Deborah Nord offered similar sentiments. “We are both working at an institution, so we can share each other’s institutional life whether it be intellectually, socially or gossip,” she said.

Griffith said that, since they attend departmental faculty meetings together, she and Schmidt have a great deal of understanding about work issues.

“We’re always interested in each other’s work,” Griffith said.

Family time

Though there is much benefit in staying close throughout the workday, too much of a Princeton focus can also be overbearing. “On the positive side, we’re never bored when we have stories to tell,” Griffith said. “On the downside, it can threaten to take everything over.”
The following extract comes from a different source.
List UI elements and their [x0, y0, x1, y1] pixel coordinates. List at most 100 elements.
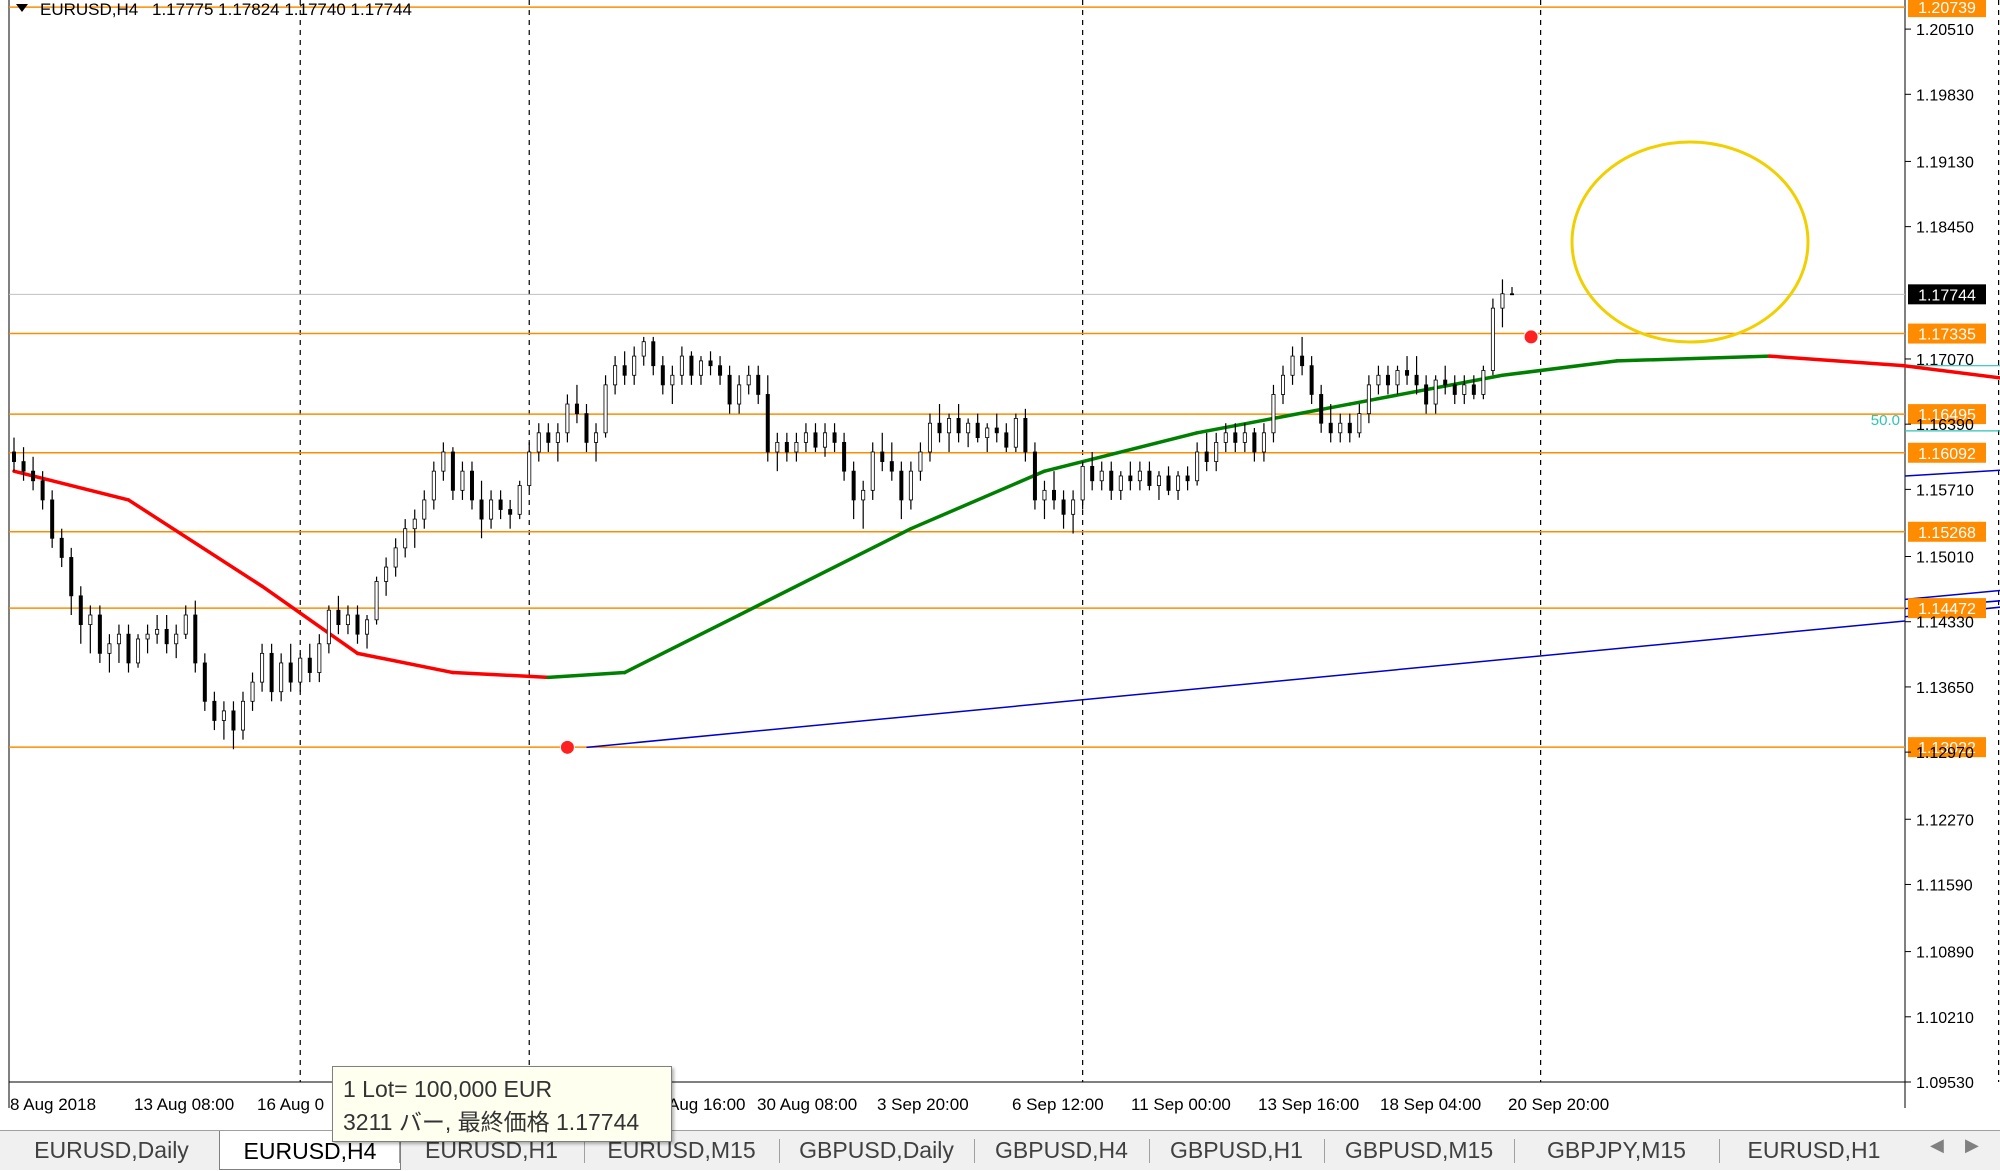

Griffith emphasized the importance of her children to balancing her family’s dynamic. “When we leave work, our lives are about family,” she said. “I think that that separation is for us essential. If all we had was our work, it might be overwhelming to live with someone whose life overlaps [with] yours so much.”

Gene Grossman echoed Griffith’s thoughts. Though he appreciates that he and Jean can have “a common language for some jargon or concepts that we use for thinking about the world,” sometimes there can be too much focus on their shared academic field.

“There are also times when you want your spouse to be a spouse and not an economist ... you just want support and not criticism,” Grossman said.

He added that he and his wife were careful to limit their economics discussions around their kids lest they pigeonhole their two daughters into the same profession.

Perks of proximity

Working with a spouse can have other unforeseen impacts on a professor’s life. Gene and Jean Grossman frequently get each other’s e-mails, and when Gene wrote an op-ed for The Daily Princetonian, the byline mistakenly credited Jean.

Nancy Malkiel also knows that in case she needs to leave the office, she can always rely on Burton to come and walk her Schnauzer Skipper. Even the secretary and Public Safety at West College have come to expect Burton being charged with “Skipper duty,” he said.

Griffith and Schmidt always know they’ll see each other at late-afternoon receptions in the department and that they may even share the same students. “We sometimes have graduate and undergraduate students who take our classes,” Griffith said.

Amusing mishaps and occasional overbearing exposure aside, most couples are very positive about their shared experience.

The Nords’ offices are only 100 yards apart, and Philip likes to escape to relax and eat the chocolates in Deborah’s office, which he calls an “oasis.”

“Princeton is an extremely supportive institution for faculty couples,” Griffith said.

“It’s wonderful to share a life that is made up of such related parts. We both get to live in the same house, work at a wonderful institution that’s a five or 10 minute drive away. That’s a real gift when you’re an academic. Not to have to commute between two institutions and to both have wonderful jobs at the same place is just a wonderful gift,” Nancy Malkiel said.